Serious Play 2012: Andrew Miller Advocates Smart Integration

Posted by in Blog on Aug 30, 2012

Bloom’s Taxonomy

 

By Chris Jaech

I’ve written before about games in classrooms and the need to use them appropriately. At the Serious Play 2012 Conference, Andrew Miller of Edutopia talked about the same issue.  He referred to Bloom’s Taxonomy, a system for categorizing types of learning, and said that games are better at teaching the skills near the top of the pyramid—analyzing, evaluating, and creating—than they are at remembering, understanding, and applying. That being said, games can be just about as good at feeding knowledge to students as lectures or as good for practicing applications of that knowledge as tests.  It’s just that games are much better than most other educational tools at teaching those abstract concepts near the top of the pyramid.

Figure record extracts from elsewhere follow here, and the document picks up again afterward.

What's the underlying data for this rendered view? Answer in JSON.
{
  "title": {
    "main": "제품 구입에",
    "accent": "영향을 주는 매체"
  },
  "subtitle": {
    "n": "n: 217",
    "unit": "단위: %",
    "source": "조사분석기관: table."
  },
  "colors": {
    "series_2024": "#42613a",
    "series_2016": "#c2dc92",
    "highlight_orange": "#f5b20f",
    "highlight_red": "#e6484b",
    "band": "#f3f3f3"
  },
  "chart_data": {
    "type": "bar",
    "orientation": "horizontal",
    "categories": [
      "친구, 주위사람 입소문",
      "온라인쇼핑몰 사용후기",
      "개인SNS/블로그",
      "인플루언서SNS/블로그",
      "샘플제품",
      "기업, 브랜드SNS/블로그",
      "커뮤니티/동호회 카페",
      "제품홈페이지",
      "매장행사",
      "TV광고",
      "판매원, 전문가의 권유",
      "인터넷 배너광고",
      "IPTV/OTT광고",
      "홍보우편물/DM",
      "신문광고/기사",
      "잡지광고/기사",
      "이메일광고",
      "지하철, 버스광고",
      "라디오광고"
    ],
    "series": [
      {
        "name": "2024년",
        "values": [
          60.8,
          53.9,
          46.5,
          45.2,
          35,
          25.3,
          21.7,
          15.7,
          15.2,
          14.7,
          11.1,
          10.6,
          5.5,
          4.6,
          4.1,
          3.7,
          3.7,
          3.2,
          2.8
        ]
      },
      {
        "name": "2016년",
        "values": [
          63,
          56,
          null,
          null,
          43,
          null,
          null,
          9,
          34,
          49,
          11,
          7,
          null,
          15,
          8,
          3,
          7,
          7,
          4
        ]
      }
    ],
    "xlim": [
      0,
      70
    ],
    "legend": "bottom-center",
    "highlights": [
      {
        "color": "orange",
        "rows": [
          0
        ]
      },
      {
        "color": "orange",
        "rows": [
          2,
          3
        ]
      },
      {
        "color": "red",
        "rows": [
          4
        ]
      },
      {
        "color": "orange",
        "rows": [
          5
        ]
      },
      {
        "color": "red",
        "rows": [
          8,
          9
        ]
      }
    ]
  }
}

But whatever role educational games are going to have in the classroom, Miller said, programs using games educationally have to be developed with the curriculum in mind.  The teacher has to have a clear idea of what the game’s role in the classroom is.

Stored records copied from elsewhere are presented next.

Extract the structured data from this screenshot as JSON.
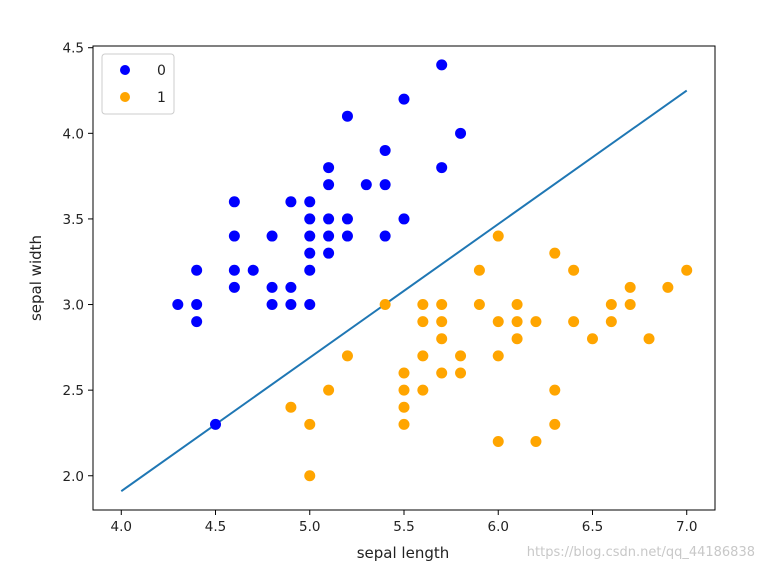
{
  "chart_data": {
    "type": "scatter",
    "title": "",
    "xlabel": "sepal length",
    "ylabel": "sepal width",
    "xlim": [
      3.85,
      7.15
    ],
    "ylim": [
      1.8,
      4.51
    ],
    "xticks": [
      4.0,
      4.5,
      5.0,
      5.5,
      6.0,
      6.5,
      7.0
    ],
    "xtick_labels": [
      "4.0",
      "4.5",
      "5.0",
      "5.5",
      "6.0",
      "6.5",
      "7.0"
    ],
    "yticks": [
      2.0,
      2.5,
      3.0,
      3.5,
      4.0,
      4.5
    ],
    "ytick_labels": [
      "2.0",
      "2.5",
      "3.0",
      "3.5",
      "4.0",
      "4.5"
    ],
    "legend_position": "top-left",
    "series": [
      {
        "name": "0",
        "color": "#0000ff",
        "points": [
          [
            4.3,
            3.0
          ],
          [
            4.4,
            2.9
          ],
          [
            4.4,
            3.0
          ],
          [
            4.4,
            3.2
          ],
          [
            4.5,
            2.3
          ],
          [
            4.6,
            3.1
          ],
          [
            4.6,
            3.2
          ],
          [
            4.6,
            3.4
          ],
          [
            4.6,
            3.6
          ],
          [
            4.7,
            3.2
          ],
          [
            4.8,
            3.0
          ],
          [
            4.8,
            3.1
          ],
          [
            4.8,
            3.4
          ],
          [
            4.9,
            3.0
          ],
          [
            4.9,
            3.1
          ],
          [
            4.9,
            3.6
          ],
          [
            5.0,
            3.0
          ],
          [
            5.0,
            3.2
          ],
          [
            5.0,
            3.3
          ],
          [
            5.0,
            3.4
          ],
          [
            5.0,
            3.5
          ],
          [
            5.0,
            3.6
          ],
          [
            5.1,
            3.3
          ],
          [
            5.1,
            3.4
          ],
          [
            5.1,
            3.5
          ],
          [
            5.1,
            3.7
          ],
          [
            5.1,
            3.8
          ],
          [
            5.2,
            3.4
          ],
          [
            5.2,
            3.5
          ],
          [
            5.2,
            4.1
          ],
          [
            5.3,
            3.7
          ],
          [
            5.4,
            3.4
          ],
          [
            5.4,
            3.7
          ],
          [
            5.4,
            3.9
          ],
          [
            5.5,
            3.5
          ],
          [
            5.5,
            4.2
          ],
          [
            5.7,
            3.8
          ],
          [
            5.7,
            4.4
          ],
          [
            5.8,
            4.0
          ]
        ]
      },
      {
        "name": "1",
        "color": "#ffa500",
        "points": [
          [
            4.9,
            2.4
          ],
          [
            5.0,
            2.0
          ],
          [
            5.0,
            2.3
          ],
          [
            5.1,
            2.5
          ],
          [
            5.2,
            2.7
          ],
          [
            5.4,
            3.0
          ],
          [
            5.5,
            2.3
          ],
          [
            5.5,
            2.4
          ],
          [
            5.5,
            2.5
          ],
          [
            5.5,
            2.6
          ],
          [
            5.6,
            2.5
          ],
          [
            5.6,
            2.7
          ],
          [
            5.6,
            2.9
          ],
          [
            5.6,
            3.0
          ],
          [
            5.7,
            2.6
          ],
          [
            5.7,
            2.8
          ],
          [
            5.7,
            2.9
          ],
          [
            5.7,
            3.0
          ],
          [
            5.8,
            2.6
          ],
          [
            5.8,
            2.7
          ],
          [
            5.9,
            3.0
          ],
          [
            5.9,
            3.2
          ],
          [
            6.0,
            2.2
          ],
          [
            6.0,
            2.7
          ],
          [
            6.0,
            2.9
          ],
          [
            6.0,
            3.4
          ],
          [
            6.1,
            2.8
          ],
          [
            6.1,
            2.9
          ],
          [
            6.1,
            3.0
          ],
          [
            6.2,
            2.2
          ],
          [
            6.2,
            2.9
          ],
          [
            6.3,
            2.3
          ],
          [
            6.3,
            2.5
          ],
          [
            6.3,
            3.3
          ],
          [
            6.4,
            2.9
          ],
          [
            6.4,
            3.2
          ],
          [
            6.5,
            2.8
          ],
          [
            6.6,
            2.9
          ],
          [
            6.6,
            3.0
          ],
          [
            6.7,
            3.0
          ],
          [
            6.7,
            3.1
          ],
          [
            6.8,
            2.8
          ],
          [
            6.9,
            3.1
          ],
          [
            7.0,
            3.2
          ]
        ]
      }
    ],
    "decision_line": {
      "color": "#1f77b4",
      "x": [
        4.0,
        7.0
      ],
      "y": [
        1.91,
        4.25
      ]
    }
  },
  "watermark": "https://blog.csdn.net/qq_44186838"
}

Miller gave a bunch of examples of good teachers pairing games, serious or not, with instruction. For example, Skyrim has been used to study narrative and culture.  Lucas Gillispie, in the Wowinschool program, paired World of Warcraft with The Hobbit to teach language arts, as well as media literacy.  And Minecraft has been used to teach about rebuilding historical buildings and for teaching math.

What seems to set good games-based education apart is the careful integration of curriculum with lessons that involve games.  And that takes teachers that understand both gaming and education.